Fue una investigación muy compleja y difícil, en la que la distancia


entre certeza y prueba era grande (como sucede ahora con varios
otros casos). Seguimos trabajando, casi tres años, por obtener la
prueba, hasta que fue posible hacerlo, gracias al encuentro feliz del
progreso investigativo con el azar. En pocos días se cosechó el
trabajo de varios años, y –gracias en gran medida a haber contado
con otro valiente fiscal de la Nación: César Elejalde– la prueba
periodística fue inmediatamente cosechada por la Fiscalía. Cada
cosa que se publicó, por extraordinaria que pareciera, estuvo
probada, corroborada, verificada. Si no, no se hubiera publicado.

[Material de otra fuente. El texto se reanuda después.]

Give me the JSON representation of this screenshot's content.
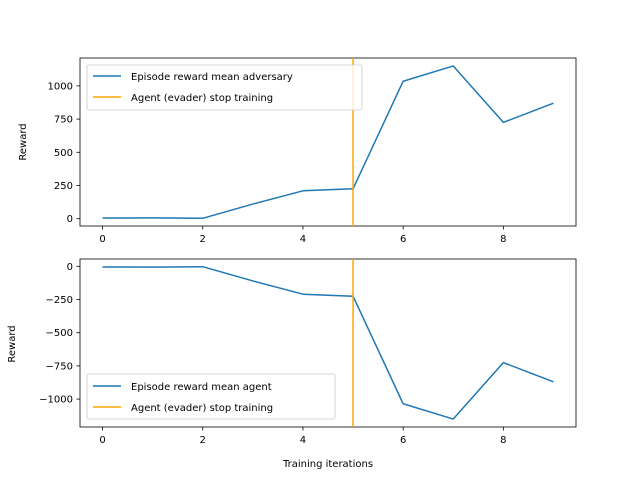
{
  "chart_data": [
    {
      "type": "line",
      "title": "",
      "xlabel": "",
      "ylabel": "Reward",
      "x": [
        0,
        1,
        2,
        3,
        4,
        5,
        6,
        7,
        8,
        9
      ],
      "series": [
        {
          "name": "Episode reward mean adversary",
          "color": "#1f77b4",
          "values": [
            5,
            6,
            3,
            110,
            210,
            225,
            1035,
            1150,
            725,
            870
          ]
        }
      ],
      "vline": {
        "x": 5,
        "name": "Agent (evader) stop training",
        "color": "#ffa500"
      },
      "xlim": [
        -0.45,
        9.45
      ],
      "ylim": [
        -55,
        1210
      ],
      "xticks": [
        0,
        2,
        4,
        6,
        8
      ],
      "yticks": [
        0,
        250,
        500,
        750,
        1000
      ],
      "legend": "upper-left",
      "grid": false
    },
    {
      "type": "line",
      "title": "",
      "xlabel": "Training iterations",
      "ylabel": "Reward",
      "x": [
        0,
        1,
        2,
        3,
        4,
        5,
        6,
        7,
        8,
        9
      ],
      "series": [
        {
          "name": "Episode reward mean agent",
          "color": "#1f77b4",
          "values": [
            -5,
            -6,
            -3,
            -110,
            -210,
            -225,
            -1035,
            -1150,
            -725,
            -870
          ]
        }
      ],
      "vline": {
        "x": 5,
        "name": "Agent (evader) stop training",
        "color": "#ffa500"
      },
      "xlim": [
        -0.45,
        9.45
      ],
      "ylim": [
        -1210,
        55
      ],
      "xticks": [
        0,
        2,
        4,
        6,
        8
      ],
      "yticks": [
        0,
        -250,
        -500,
        -750,
        -1000
      ],
      "legend": "lower-left",
      "grid": false
    }
  ]
}
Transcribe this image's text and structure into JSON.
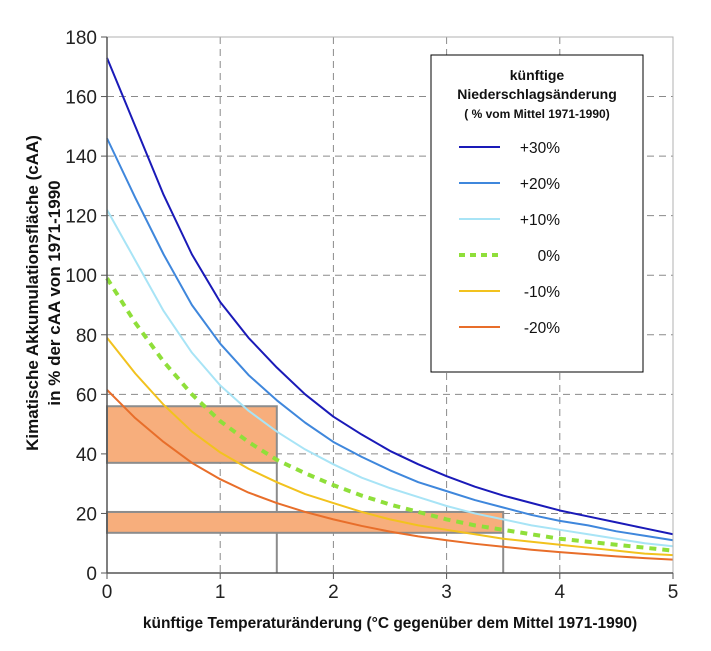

A finales de 1986, nos informaron en la revista que lo que se había


presentado como un enfrentamiento en los pueblos de Parcco y
Pomatambo, había sido en realidad una masacre. Con Nick
Asheshov, Óscar Medrano y el corresponsal en Ayacucho, Hugo
Ned, cruzamos el territorio más letal de la sierra para verificar qué
había sucedido. Reporteamos y logramos salir, intactas las fotos y
las notas. Publicamos la historia, probada y verificada; y por primera
vez en todos los años de la guerra, el Comando Conjunto reconoció
que ahí no había habido un enfrentamiento sino una masacre.
¿Valió la pena haber arriesgado la vida para descubrir y revelar la
verdad de los hechos? Por supuesto que sí.

La revista en la que aprendí lo que sé de periodismo me enseñó la


importancia vital de la verificación, de la corroboración de cada dato
y el miedo al error. Cualquier peligro era aceptable si prevenía la
equivocación.

Han pasado muchos años desde que salí de CARETAS, pero


ninguna de esas lecciones aprendidas en aquellas realidades
intensas y brutales ha sido olvidada. No podría, aunque quisiera, y
no quiero, claro está. Nadie debiera olvidarlas.